Common Eligibility Questions:
Q: How long should you wait to donate blood after dental work?
A: You can donate one day after any of the following if your treatment has been completed and you are feeling well: cleaning, fillings, crown preparation, temporary/permanent crown placement, extraction and root canal.
Q: Can you donate blood if you are taking antibiotics?
A: If you are not taking an antibiotic on the day of donation, you are fine to donate. If recently on antibiotic treatment for an infection, you do need to complete taking all medication as directed by your doctor prior to the day of donation. Antibiotics taken to prevent infections are generally acceptable. An example of this would be antibiotic treatment for acne.

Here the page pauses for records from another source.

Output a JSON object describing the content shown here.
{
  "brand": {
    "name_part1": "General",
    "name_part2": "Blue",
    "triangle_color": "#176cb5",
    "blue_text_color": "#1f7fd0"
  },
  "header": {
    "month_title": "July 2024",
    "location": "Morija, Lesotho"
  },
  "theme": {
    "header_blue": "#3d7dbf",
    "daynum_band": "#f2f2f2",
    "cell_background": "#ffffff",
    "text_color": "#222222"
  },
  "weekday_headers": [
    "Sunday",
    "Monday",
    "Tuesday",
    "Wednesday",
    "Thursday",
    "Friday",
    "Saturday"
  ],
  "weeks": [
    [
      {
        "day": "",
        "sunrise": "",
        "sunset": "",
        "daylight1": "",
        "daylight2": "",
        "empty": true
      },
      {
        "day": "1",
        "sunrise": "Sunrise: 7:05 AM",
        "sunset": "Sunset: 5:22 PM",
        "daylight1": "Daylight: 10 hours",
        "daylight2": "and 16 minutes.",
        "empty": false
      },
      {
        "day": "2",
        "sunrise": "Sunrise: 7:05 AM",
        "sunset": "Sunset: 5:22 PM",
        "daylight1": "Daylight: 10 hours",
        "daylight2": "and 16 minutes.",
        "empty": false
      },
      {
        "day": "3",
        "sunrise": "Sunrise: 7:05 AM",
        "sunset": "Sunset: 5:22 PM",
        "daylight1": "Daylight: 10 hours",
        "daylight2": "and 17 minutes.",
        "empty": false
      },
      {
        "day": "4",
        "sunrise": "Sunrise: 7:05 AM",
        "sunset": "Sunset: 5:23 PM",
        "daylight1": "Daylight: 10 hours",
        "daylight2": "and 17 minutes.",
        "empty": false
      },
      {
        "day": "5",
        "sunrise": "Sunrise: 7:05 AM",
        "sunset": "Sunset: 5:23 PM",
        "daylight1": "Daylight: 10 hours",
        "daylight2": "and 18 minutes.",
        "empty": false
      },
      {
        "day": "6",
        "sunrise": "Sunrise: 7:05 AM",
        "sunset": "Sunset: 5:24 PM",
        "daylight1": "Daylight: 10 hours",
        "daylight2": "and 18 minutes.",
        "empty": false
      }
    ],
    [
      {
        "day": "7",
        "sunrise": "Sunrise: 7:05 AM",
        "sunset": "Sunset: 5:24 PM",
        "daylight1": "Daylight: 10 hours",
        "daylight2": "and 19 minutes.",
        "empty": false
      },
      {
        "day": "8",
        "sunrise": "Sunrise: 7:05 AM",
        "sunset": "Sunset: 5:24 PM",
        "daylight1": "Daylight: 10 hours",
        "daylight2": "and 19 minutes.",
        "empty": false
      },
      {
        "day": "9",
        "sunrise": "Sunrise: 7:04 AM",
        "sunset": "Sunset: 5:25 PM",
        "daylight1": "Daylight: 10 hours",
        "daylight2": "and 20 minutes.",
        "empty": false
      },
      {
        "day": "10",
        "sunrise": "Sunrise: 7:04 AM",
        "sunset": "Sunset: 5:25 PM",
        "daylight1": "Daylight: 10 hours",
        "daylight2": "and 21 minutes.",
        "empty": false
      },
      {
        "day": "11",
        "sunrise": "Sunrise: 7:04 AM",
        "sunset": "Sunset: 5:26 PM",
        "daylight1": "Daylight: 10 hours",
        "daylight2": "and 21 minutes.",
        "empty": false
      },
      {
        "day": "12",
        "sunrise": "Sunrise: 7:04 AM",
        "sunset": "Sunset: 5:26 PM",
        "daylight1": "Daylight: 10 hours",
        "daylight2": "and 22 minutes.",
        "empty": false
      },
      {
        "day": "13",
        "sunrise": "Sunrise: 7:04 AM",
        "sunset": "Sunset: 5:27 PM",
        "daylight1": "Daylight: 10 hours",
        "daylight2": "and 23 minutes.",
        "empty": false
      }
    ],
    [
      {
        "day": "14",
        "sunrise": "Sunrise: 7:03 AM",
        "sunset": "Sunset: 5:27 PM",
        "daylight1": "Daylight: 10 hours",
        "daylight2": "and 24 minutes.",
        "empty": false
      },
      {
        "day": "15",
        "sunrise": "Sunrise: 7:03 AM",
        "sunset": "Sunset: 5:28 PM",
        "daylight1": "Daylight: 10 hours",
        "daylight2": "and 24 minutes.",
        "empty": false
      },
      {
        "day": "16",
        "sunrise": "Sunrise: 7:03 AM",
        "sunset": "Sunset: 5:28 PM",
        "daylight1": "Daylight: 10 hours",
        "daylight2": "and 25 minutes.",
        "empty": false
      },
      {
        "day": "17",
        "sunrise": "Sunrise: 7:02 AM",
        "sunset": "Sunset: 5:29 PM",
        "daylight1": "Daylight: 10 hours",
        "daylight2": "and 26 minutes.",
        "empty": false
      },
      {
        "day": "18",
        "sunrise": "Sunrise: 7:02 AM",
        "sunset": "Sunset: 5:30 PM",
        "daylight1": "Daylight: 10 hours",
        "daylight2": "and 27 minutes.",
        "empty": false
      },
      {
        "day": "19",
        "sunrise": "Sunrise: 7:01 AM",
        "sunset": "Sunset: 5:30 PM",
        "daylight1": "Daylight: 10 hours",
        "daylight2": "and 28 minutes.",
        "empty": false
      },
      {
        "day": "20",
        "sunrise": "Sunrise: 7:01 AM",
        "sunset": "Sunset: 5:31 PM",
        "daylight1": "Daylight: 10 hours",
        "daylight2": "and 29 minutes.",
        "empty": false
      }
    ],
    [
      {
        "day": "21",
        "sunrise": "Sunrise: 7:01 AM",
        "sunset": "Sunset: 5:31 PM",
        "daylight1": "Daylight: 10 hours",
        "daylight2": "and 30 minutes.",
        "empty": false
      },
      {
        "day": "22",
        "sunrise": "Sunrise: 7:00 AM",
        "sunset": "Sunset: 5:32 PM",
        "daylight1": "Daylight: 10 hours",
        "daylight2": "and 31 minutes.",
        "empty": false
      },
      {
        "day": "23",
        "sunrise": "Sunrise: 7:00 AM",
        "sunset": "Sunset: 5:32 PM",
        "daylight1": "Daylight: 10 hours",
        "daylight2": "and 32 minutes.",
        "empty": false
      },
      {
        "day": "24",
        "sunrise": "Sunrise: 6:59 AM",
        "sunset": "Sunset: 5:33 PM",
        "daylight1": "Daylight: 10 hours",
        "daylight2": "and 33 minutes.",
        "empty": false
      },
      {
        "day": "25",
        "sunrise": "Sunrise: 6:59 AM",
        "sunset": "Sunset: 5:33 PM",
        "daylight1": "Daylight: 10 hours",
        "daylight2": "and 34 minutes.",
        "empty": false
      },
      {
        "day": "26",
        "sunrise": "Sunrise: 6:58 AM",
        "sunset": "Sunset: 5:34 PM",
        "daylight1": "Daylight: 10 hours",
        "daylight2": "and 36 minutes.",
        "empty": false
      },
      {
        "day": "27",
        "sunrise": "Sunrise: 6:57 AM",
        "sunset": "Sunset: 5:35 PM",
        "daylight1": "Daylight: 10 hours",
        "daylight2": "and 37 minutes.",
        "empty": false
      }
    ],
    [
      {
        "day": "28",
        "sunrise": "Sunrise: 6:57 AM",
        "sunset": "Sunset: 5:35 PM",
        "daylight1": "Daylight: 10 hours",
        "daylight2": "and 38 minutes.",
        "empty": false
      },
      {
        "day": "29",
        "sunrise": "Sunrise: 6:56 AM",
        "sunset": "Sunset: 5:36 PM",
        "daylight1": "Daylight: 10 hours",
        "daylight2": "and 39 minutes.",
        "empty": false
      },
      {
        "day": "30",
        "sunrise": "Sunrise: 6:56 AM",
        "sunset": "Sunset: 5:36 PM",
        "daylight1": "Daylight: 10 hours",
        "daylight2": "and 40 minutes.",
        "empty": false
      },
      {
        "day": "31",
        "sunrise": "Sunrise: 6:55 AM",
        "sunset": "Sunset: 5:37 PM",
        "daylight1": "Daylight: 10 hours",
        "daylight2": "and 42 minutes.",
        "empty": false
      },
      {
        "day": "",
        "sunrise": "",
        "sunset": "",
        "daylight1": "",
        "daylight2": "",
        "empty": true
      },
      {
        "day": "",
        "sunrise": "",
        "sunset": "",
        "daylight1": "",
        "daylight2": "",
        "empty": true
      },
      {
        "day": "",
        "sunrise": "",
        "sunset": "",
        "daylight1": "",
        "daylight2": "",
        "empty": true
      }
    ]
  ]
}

Q: How long do you need to wait to donate blood after you get a tattoo?
A: There is no deferral period if you received a tattoo in a licensed facility in any of the following states: Iowa, Alabama, Alaska, Arkansas, Arizona, California, Colorado, Delaware, Florida, Georgia, Hawaii, Illinois, Indiana, Kansas, Kentucky, Louisiana, Maine, Michigan, Minnesota, Mississippi, Missouri, Montana, Nebraska, New Jersey, North Carolina, Ohio, Oklahoma, Oregon, Rhode Island, South Carolina, South Dakota, Tennessee, Texas, Vermont, Virginia, West Virginia, Washington or Wisconsin.
Q: I’ve had cancer. Can I donate?
A: In most cases, donors are eligible to begin giving blood again one year after a cancer-free test result. Certain cancers, including skin cancers, are permanently deferred. Please contact us with your specific cancer type for eligibility information.
Q: I have trouble getting my iron levels high enough to donate. How can I boost my hemoglobin?
A: Most donors can increase their iron levels through diet. Iron rich foods include: meats and eggs, seafood, spinach, broccoli, kale, sweet potatoes, peas, tofu, beans, molasses, maple syrup, figs, dates, prunes, rye bread, corm meal, wheat products, and enriched pasta.